Брат встаёт и сделав шаг, заглядывает мне через плечо: “Аааа… Это лягушачья икра”.

– Что?! – я удивлённо поднимаю на него глаза.

– Саш, я ж тебе говорю: “Икра дальневосточной лягушки”! – объясняет мне Игорь, – В экскрементах лисиц, она – обычное дело. Ты не смотри, что сейчас это – комочек чёрных ядрышек! Брось его в воду – и через пару часов, оболочка каждой яйцеклетки набухнет, и ты увидишь самую обыкновенную кладку лягушки.

Я, с сомнением, рассматриваю комочек чёрной крупы…

– Нууу! Это – ещё что! – смеётся Игорь, – Ты бы – моё лицо, видел! В лаборатории… Под вечер, уходя с работы, я на ночь, как обычно, закладываю в стеклянные, лабораторные стаканы очередную порцию экскрементов и заливаю их водой, чтобы размачивались. Утром, гляжу, а один из моих стаканов – полный лягушачьей икры! Зима за окном, сугробы белые… Я, грешным делом, подумал, что надо мной подшутили Басарукин с Вороновым! Выложил кладку на лист фильтровальной бумаги… На утро, на бумаге – комочек чёрной крупы! Вечером, бросаю этот комочек в стакан с водой. Утром прихожу – стакан опять полный лягушачьей икры! Удивительная вещь!

– Даааа, – тяну я, – Век живи – век учись…

– А, хочешь более глобальную мысль? – задумывается брат, – Ты представь, как эта штука, живуча! В моём случае – лисица могла съесть кладку лягушки только весной. Правильно?

– Ну, – киваю я, – Лягушки квокчат только весной.

– Я же, приступил к анализу этого лисьего экскремента – в марте. Посчитай!

– Через… одиннадцать месяцев!

– Вот! Одиннадцать месяцев этот экскремент пролежал в сухом состоянии, в экспедиционных сборах! Вывод?

– Икра лягушки функционирует через год абсолютного высыхания, как свежая! – прищуриваюсь я.

– Вот!

– Удивительно…

Раздумывая о лягушачьей икре в медвежьем помёте, я пару минут верчу в руках свою авторучку…

На сегодня – всё! За сегодняшний день, мы обработали двадцать медвежьих помётов. Двадцать штук за один день! Это круто! Довольные, мы поворачиваем вдоль подножия Борта, обратно…

Вскоре, далеко впереди, мы замечаем чёрную точку. Игорь поднимает к глазам бинокль: “Медведь, Саш! Будем подкрадываться?”.

Оптика моего фоторужья увеличивает не хуже, чем восьмикратный бинокль. В моём кадре, посреди мари, заполненной жёлто-белой стеной соломы прошлогоднего тростника, пасётся крупный медведь. Чёрная фигура зверя контрастно выделяется на окружающем фоне.
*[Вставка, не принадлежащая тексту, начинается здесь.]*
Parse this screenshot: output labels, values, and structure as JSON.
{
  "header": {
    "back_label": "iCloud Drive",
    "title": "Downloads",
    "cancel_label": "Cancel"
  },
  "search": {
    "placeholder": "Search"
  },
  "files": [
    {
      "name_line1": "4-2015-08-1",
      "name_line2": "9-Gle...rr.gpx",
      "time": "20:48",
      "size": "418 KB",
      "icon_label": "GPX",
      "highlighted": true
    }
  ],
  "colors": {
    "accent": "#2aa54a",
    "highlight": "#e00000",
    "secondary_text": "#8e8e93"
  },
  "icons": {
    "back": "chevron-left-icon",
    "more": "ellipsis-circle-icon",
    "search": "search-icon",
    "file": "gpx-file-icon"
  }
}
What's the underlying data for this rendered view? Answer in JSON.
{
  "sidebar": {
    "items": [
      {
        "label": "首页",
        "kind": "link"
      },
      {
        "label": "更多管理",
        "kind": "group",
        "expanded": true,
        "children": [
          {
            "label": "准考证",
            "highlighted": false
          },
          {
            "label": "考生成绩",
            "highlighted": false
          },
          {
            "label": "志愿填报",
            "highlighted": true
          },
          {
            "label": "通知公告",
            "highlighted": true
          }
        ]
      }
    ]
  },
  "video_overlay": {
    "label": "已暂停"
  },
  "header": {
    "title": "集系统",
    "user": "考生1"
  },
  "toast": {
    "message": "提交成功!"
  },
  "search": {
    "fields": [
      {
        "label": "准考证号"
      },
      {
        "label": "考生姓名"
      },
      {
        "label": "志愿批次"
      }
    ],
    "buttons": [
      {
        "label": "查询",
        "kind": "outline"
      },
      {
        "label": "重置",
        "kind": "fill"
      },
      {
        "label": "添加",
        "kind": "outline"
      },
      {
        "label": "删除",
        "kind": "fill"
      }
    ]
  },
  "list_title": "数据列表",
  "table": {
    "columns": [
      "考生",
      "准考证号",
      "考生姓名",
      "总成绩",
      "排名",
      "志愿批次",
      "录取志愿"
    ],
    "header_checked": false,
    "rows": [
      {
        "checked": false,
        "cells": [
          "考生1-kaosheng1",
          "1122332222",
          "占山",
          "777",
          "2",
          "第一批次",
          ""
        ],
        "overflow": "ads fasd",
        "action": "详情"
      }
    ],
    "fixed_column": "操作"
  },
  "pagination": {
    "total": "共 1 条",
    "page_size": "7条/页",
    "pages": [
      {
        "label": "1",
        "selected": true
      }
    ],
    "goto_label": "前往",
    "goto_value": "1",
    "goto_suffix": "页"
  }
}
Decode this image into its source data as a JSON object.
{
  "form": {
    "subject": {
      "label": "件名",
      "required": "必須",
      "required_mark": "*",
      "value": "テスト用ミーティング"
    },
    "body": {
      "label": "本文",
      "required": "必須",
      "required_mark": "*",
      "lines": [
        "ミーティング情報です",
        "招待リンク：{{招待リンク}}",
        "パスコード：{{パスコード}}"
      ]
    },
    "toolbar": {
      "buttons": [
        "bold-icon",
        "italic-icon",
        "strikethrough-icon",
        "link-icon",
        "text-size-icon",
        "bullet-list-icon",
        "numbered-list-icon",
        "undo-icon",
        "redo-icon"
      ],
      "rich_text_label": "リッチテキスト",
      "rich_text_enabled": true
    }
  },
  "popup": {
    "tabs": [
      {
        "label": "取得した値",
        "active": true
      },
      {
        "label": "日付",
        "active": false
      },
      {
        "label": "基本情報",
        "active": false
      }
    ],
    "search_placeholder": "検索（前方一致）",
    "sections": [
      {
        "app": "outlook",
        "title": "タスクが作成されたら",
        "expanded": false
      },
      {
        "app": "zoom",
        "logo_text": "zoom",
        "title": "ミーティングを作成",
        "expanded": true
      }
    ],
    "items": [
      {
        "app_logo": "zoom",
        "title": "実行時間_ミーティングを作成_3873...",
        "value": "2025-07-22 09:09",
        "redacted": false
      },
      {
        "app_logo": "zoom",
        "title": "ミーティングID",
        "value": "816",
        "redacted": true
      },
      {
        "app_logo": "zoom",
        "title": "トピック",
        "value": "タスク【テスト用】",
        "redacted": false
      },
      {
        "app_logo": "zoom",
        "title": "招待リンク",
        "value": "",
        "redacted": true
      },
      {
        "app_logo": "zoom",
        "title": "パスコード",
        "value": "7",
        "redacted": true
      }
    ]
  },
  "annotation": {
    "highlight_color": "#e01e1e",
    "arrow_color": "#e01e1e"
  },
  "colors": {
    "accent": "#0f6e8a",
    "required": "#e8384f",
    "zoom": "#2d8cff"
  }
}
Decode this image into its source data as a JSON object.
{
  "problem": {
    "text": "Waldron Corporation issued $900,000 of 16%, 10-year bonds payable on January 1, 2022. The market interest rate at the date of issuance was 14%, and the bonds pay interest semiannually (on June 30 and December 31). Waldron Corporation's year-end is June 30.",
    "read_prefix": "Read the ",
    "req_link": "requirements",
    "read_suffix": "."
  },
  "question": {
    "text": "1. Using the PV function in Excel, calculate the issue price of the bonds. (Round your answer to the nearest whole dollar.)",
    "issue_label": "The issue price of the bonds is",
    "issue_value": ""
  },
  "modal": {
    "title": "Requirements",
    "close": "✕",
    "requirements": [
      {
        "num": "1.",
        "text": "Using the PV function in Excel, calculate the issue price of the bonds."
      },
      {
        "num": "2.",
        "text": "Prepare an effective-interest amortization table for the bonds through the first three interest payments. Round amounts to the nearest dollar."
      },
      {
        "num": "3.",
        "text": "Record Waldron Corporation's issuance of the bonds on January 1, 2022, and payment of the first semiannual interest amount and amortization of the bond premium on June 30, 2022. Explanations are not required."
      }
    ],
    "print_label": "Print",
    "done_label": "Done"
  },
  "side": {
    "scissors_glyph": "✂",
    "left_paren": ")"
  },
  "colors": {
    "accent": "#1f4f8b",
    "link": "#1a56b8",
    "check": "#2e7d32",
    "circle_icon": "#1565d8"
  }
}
– Конечно, давай!.. Опять, через лесок?

– Ага! Хорошо! – прикидывает Игорь, – Справа зайти попробуем.

– Стук-щёлк! – я делаю первый кадр, издалека и мы трогаемся вперёд…

Вот и колок пихтарника. Он, подковой выгнут в сторону Борта. Игорь остаётся на ближайшем конце “подковы”. Я оставляю ему своё ружьё и с фоторужьём наперевес, крадусь к дальнему окончанию этой подковы…

Прикрываясь густыми пихточками подроста, я всё ближе подбираюсь к зверю…

– А, что делается вокруг, на просторах проплешины?